High-grade glioma tumors are the common cause of death in pediatric patients. K27M cell line is regularly used as tumor model to study diffuse intrinsic pontine glioma (DIPG) since they harbor genetic mutation in which the lysine of the histone H3 protein is replaced with a methionine. The objective of this study is to demonstrate the significance of supercharged NK (sNK) cells alone or in combination with ONC201 or ONC206 to target such aggressive pediatric brain tumor K27M. We have observed increased secretion of IFN-γ by sNK cells compared to primary IL-2-activated NK cells.
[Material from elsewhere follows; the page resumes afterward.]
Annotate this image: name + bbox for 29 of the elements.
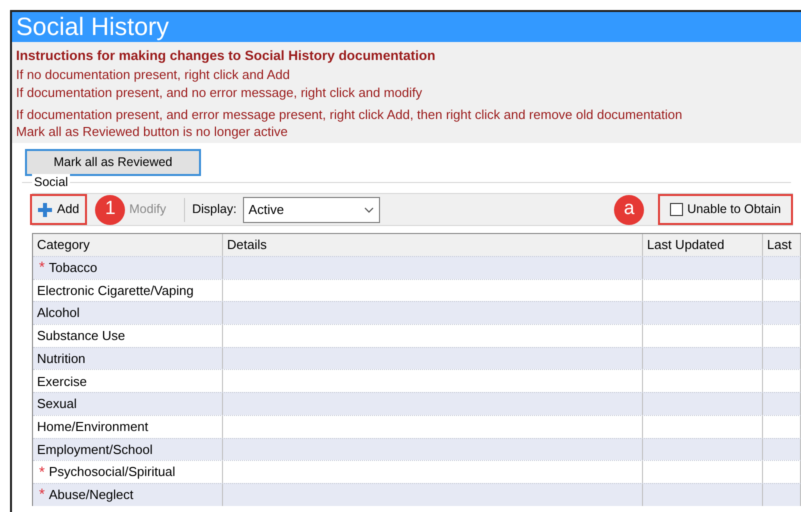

Combining sNK cells with ONC201 or ONC206 further increased IFN-γ in sNK cells. When primary NK cells and sNK cells were used as effectors against the glioma tumor cell line K27M, tumor cells were found to be highly susceptible to sNK cell-mediated cytotoxicity compared to primary NK cell-mediated cytotoxicity. sNK cell-mediated cytotoxicity against K27M was significantly increased when sNK cells were combined with ONC201 and ONC206. This study suggests the potential use of sNK cells alone or in combination with ONC201 or ONC206 as therapeutic strategies in treating and preventing the recurrence of aggressive pediatric brain tumors.